WP2 consists of three major areas of activity. These are 1) the development, validation and alignment of methods for UFP generation and characterisation, 2) the execution of test campaigns for the different transport modes, and 3) studies with model aerosols to test hypotheses and Trojan horse effect. A central task of WP2 is to performe a comprehensive physical and chemical characterization of the aerosols applied in the in-vitro (WP3/WP4/WP6) and in-vivo (WP5), including the impact of atmospheric ageing.

WP3: Toxicity screening of different transport modes in ALI lung models

WP3 aims to evaluate the cytotoxic, pro-inflammatory, genotoxic and mutagenic potential of different transport mode emissions in advanced and relevant mammalian lung tissue models exposed at Air-Liquid Interface (ALI). The WP specific objectives are: 1) determine the biological effects of UFPs from different transport modes and the importance of their physical properties (i.e. size, surface area, PNC) versus chemical composition, 2) distinguish effects of particle and gaseous phases, 3) unravel the toxicological effects of atmospheric aging on emission aerosols, and 4) compare in vitro and in vivo effects.

WP4: Effects in advanced tissue models of human secondary organs

In WP4 we will identify potential adverse effect beyond the lung, in relevant multiple secondary tissue models, and selected transport emission sources will be tested for lung-mediated indirect effects, including 3D liver microspheres, human inducible pluripotent stem cell (hiPSC) based brain models, human intestinal and bladder epithelial tissues, and primary human lymphocytes. To mimic real-life exposure scenarios, the secondary organ tissue models will either be grown in the chamber below the 3D lung tissues used in WP3 or exposed to conditioned medium from primary exposures of the 3D lung tissues in ALI. As in WP3, the main focus will be on KE relevant for the inflammatory and carcinogenic AO. Methods and readouts investigated in WP4 will be harmonized with WP3.

WP5: In vivo validation of biological effects

The main purpose of WP5 is to validate the in vitro biological effects by in vivo animal exposures to selected transport mode emissions, and to assess sex-differences in responses.

WP6: Data integration, analysis and testing – The “Trojan Horse” effect and impact of emission characteristics on toxicity

WP6 will determine if and how variability in biological effects of different transport mode emissions is affected by physicochemical characteristics, including size, chemical composition and morphology, by analysing the data obtained through WP2-5, to identify the potential key drivers of adverse effects. Furthermore, we will test these predictions by use of model aerosols, and examine the combined effects of the various components of exhaust gases and deliver facts about the "Trojan Horse" effects.

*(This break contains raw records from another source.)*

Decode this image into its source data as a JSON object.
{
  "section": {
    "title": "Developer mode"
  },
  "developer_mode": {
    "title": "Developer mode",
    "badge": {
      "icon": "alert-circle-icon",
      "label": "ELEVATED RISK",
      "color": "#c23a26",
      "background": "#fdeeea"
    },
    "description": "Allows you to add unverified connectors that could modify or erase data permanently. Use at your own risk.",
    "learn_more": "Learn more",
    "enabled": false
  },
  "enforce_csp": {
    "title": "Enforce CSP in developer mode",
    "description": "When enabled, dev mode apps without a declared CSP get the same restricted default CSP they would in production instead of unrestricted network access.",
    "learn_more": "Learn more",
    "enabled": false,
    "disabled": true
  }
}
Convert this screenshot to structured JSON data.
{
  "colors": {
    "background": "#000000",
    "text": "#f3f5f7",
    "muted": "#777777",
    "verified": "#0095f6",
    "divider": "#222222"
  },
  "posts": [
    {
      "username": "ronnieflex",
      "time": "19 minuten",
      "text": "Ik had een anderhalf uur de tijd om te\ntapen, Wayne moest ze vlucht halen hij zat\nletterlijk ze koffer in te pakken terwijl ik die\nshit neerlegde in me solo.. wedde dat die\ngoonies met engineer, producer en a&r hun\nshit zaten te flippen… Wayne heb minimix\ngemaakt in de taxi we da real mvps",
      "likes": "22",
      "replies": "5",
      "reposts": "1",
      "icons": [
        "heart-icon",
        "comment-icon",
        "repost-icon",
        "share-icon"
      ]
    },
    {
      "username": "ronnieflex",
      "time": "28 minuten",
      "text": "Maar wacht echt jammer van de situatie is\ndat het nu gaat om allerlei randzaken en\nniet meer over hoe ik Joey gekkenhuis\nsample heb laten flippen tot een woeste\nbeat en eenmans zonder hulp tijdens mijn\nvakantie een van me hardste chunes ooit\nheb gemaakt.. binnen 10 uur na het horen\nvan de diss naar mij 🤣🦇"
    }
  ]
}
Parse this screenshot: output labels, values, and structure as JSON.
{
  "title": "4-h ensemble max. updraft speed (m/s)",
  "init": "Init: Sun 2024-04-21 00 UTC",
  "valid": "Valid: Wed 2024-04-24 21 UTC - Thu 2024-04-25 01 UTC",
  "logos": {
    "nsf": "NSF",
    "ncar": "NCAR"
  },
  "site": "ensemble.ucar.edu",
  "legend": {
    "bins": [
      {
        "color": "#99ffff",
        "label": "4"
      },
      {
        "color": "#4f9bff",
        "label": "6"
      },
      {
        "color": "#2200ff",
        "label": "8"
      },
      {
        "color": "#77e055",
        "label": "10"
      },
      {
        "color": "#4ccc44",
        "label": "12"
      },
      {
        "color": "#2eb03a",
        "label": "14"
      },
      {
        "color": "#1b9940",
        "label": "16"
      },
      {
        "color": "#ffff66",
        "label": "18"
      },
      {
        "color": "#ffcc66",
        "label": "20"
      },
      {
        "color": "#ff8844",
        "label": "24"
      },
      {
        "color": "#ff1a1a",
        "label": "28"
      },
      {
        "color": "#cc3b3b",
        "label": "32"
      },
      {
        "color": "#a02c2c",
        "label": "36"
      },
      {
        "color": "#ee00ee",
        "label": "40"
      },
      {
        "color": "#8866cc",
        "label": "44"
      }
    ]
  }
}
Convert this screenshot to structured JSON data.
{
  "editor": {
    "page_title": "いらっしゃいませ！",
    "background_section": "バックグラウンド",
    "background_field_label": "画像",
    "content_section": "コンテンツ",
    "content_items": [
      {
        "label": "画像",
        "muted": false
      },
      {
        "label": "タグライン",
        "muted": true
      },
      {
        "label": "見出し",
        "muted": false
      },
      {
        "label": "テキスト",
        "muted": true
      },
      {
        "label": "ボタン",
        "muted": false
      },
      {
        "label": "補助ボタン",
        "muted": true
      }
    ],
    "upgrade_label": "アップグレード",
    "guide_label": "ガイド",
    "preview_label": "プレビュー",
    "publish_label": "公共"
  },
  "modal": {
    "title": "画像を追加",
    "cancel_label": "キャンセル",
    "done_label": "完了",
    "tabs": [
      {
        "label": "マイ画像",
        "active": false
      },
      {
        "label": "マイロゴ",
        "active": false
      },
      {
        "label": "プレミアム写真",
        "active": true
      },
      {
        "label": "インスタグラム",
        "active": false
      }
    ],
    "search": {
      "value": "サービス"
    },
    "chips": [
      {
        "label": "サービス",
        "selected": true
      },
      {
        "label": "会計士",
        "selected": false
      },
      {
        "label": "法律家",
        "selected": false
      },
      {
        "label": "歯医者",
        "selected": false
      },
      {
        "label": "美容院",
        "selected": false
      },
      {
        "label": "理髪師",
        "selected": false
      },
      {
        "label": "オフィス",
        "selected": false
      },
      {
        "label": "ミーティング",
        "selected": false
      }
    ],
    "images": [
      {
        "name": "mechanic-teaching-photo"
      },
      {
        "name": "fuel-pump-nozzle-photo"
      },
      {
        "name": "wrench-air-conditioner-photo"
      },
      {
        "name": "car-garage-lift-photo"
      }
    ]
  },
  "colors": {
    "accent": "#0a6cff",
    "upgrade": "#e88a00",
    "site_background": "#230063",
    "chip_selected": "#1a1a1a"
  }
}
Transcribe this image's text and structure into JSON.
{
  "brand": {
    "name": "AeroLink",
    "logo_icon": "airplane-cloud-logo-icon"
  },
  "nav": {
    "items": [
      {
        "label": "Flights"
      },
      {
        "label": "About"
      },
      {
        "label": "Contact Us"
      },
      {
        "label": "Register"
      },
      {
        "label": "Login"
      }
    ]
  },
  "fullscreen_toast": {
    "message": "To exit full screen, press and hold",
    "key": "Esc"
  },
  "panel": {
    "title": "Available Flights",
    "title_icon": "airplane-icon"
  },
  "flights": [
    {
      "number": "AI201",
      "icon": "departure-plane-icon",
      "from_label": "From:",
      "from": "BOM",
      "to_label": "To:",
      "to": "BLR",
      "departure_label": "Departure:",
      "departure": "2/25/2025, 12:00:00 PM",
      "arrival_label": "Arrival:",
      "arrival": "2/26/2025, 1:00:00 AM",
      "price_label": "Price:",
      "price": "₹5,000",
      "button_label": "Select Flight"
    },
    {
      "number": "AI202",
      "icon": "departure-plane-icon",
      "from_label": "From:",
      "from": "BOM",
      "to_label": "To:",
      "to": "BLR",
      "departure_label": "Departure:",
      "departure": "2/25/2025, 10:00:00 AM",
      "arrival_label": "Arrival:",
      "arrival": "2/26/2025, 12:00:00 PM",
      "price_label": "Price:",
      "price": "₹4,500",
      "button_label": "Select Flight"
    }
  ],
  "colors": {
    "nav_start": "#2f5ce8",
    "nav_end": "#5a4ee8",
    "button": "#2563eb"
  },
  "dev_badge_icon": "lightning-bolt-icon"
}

WP7: Health impact assessment, strategy and policy

WP7 will create a framework for comparative health risk characterization for UFPs from various transportation sources by using knowledge from in vitro toxicological data. Specifically, WP7 will contribute to the following: 1) Bridge in vitro toxicology to human risk characterisation by using the intake-DALY method. 2) Describe aerosol size dependent factors in population exposure and uptake of traffic UFPs. 3) Estimate human health impacts of UFPs of different composition. 4) Develop policy recommendations for using the most health relevant exposure metric and controlling most harmful UFPs.

WP8: Communication, dissemination and exploitation

The objectives of WP 8 are to 1) developing and implementing a communication, dissemination and exploitation strategy of the results, 2) establishing a plan to communicate the project’s results to various stakeholders including academic, political, industrial, and societal audiences, 3) exploiting the project knowledge and results, and 4) coordinating training activities.

WP9: Ethics requirements

WP 9 sets out the 'ethics requirements' that the project must comply with. The relevant ethics requirement for ULTRHAS is Human Requirement No. 1 and the procedures and criteria used to identify/recruit research participants.